Another half-dozen or so Republicans are also seeking the post, including Brad Cole, the mayor of downstate Carbondale. He says he thinks the reason the race is so popular this year has less to do with policy, and more with ambition.

COLE: I think, when Pat Quinn moved up, a lot of people thought this was an easy place to get in and maybe advance their career.

Not himself, of course, says Cole. He insists he’s interested in the few real, prescribed-by-law duties of the lieutenant governor, other than waiting around for the governor to die, resign or get impeached. These include running the Governor’s Rural Affairs Council, the Illinois River Council, the Mississippi River Council, the Wabash and Ohio Rivers Council…

SOBOTA: Why do we still have this office?

Lenore Sobota edits the editorial page at the Bloomington Pantagraph in central Illinois. In recent years, the Pantagraph has questioned and re-questioned and re-re-questioned the usefulness of the lieutenant governor’s office.

SOBOTA: You know, you can look at what’s going on right now. The lieutenant governor became the governor. And there’s no provision in the constitution for replacing the lieutenant governor, which right there tells you something about how worthwhile the office is.

The office is budgeted at a couple million dollars a year, small beans in the big pot of state government expenses. And the lieutenant governor actually gets paid less than the attorney general or secretary of state.

SOBOTA: But if there’s better places to use the money, it still should go to where the priorities are and what would best help the people of Illinois, rather than just perpetuating an office because we’ve always had it.

The Pantagraph cites past lieutenant governors as further evidence the office should be eliminated. The first is Dave O’Neal. He served as the number two early in Governor Jim Thompson’s administration. Halfway through his term, he ran for U.S. Senate and lost. A year later, he quit, reportedly saying he was “bored.” And that brings us to our next example: Bob Kustra served as lieutenant governor under Governor Jim Edgar.

KUSTRA: When I came into the office of lieutenant governor, I had to answer questions regularly about, ‘What are you doing here? Look what Dave O’Neal did. Why do you want the job if Dave O’Neal walked away from it?’ (laughs)

And Kustra did try to walk away - three times. At the end of his first term, Kustra decided to take a job in radio, but changed his mind after Edgar underwent heart surgery and asked him to stick around. A couple years later, Kustra ran for the Senate, but lost. And toward the end of his second term, he finally left, to become a university president.

But through it all, Kustra says he got a lot out of the job, focusing on education issues while working relatively closely with the governor.

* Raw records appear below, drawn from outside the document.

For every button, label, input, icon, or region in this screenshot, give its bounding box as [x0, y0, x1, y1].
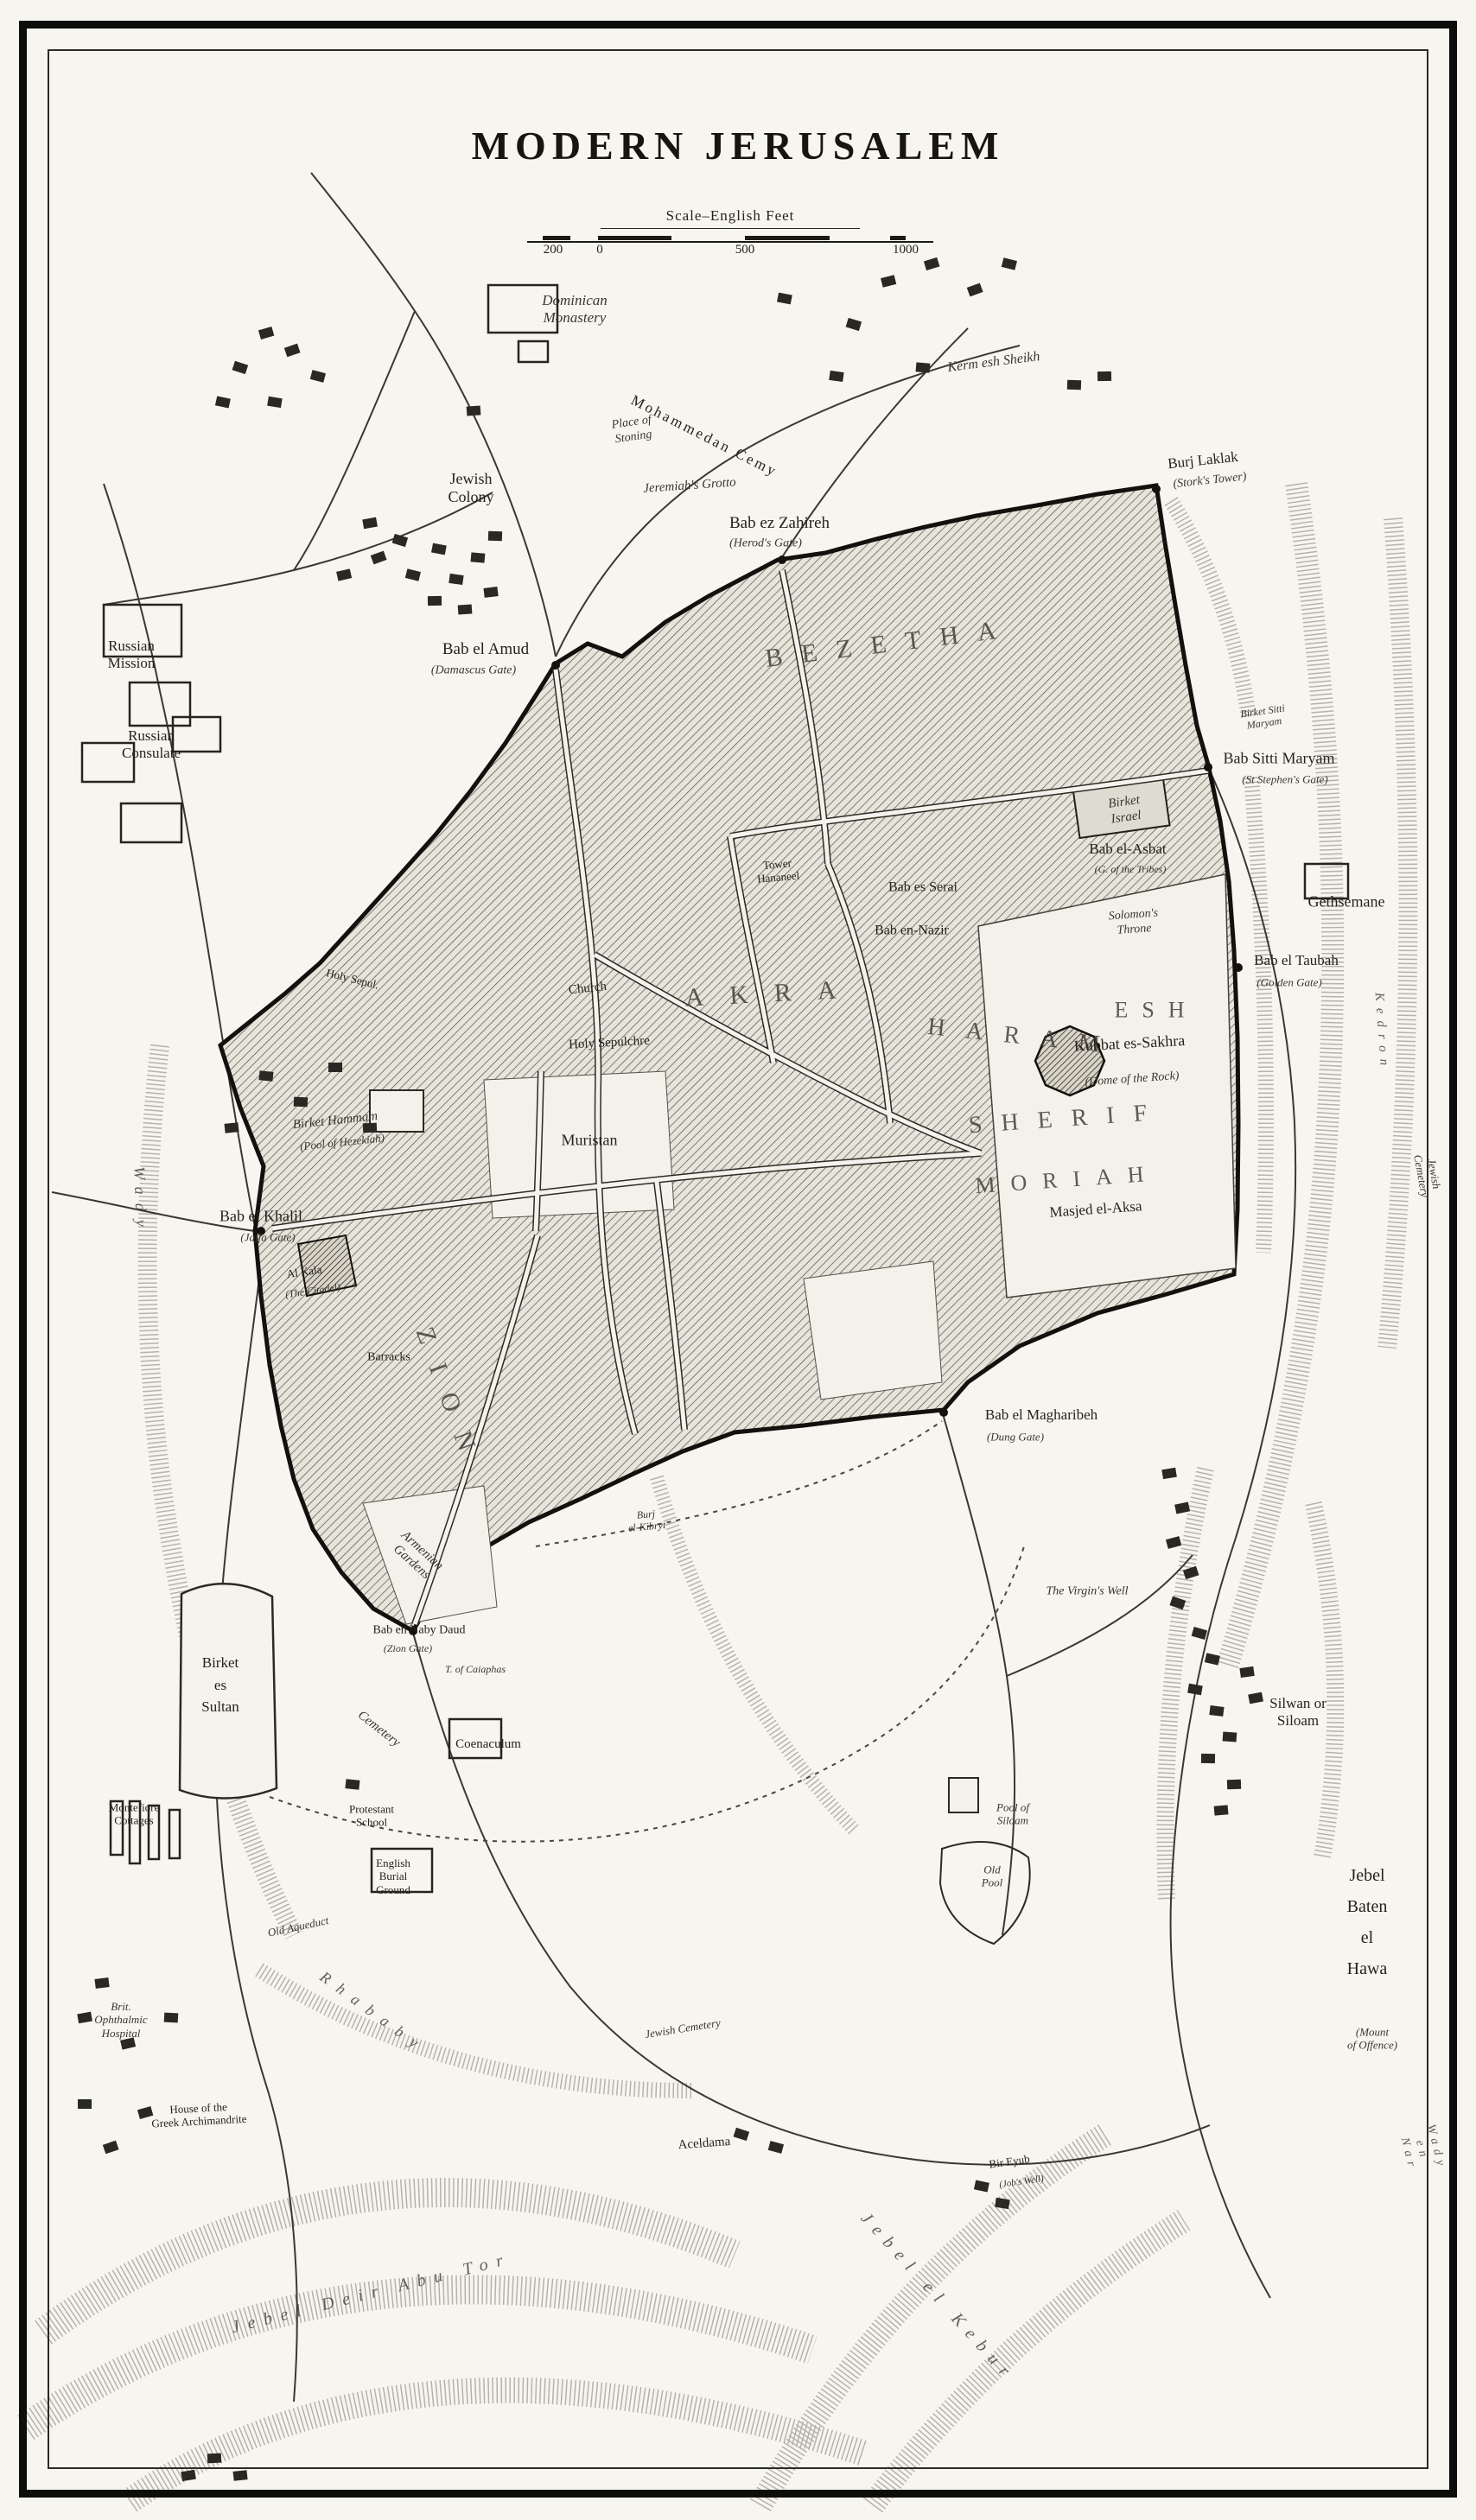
- scale-bar: [527, 234, 933, 243]
- citadel: [298, 1235, 356, 1296]
- map-title: MODERN JERUSALEM: [472, 123, 1005, 168]
- map-canvas: [0, 0, 1476, 2520]
- scale-label: Scale–English Feet: [601, 207, 860, 229]
- haram-platform: [978, 874, 1236, 1298]
- scale-tick: 0: [596, 243, 603, 257]
- dome-of-the-rock: [1035, 1026, 1104, 1095]
- scale-tick: 200: [544, 243, 563, 257]
- scale-tick: 1000: [893, 243, 919, 257]
- birket-hammam-pool: [370, 1090, 423, 1132]
- map-page: MODERN JERUSALEM Scale–English Feet 2000…: [0, 0, 1476, 2520]
- scale-box: Scale–English Feet 20005001000: [527, 207, 933, 260]
- birket-es-sultan-pool: [180, 1584, 277, 1798]
- scale-tick: 500: [735, 243, 755, 257]
- scale-ticks: 20005001000: [527, 243, 933, 260]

KUSTRA: It does prepare someone to wait in the wings. It does allow for the governor to rely on somebody to step in.

That said, Kustra’s not exactly adamant in his defense of the office.

KUSTRA: I— really—as a voter or a citizen or even as a farmer lieutenant governor, don’t have any strong reason to want to defend the office and if the people of the state of Illinois would choose to get rid of it, Illinois would survive.

Comptroller Dan Hynes, a candidate for governor, agrees. His wants to cut the office entirely, something that would take a constitutional amendment. His Democratic opponent, Governor Quinn—who has first-hand knowledge of the highs and lows of being lieutenant governor— disagrees. As does a Republican candidate for governor, state Senator Bill Brady, who says he’d work closely with his lieutenant governor, promising to make him an important partner in the administration.

Whether his partner ends up liking the job enough to stay in it, that’s anybody’s guess.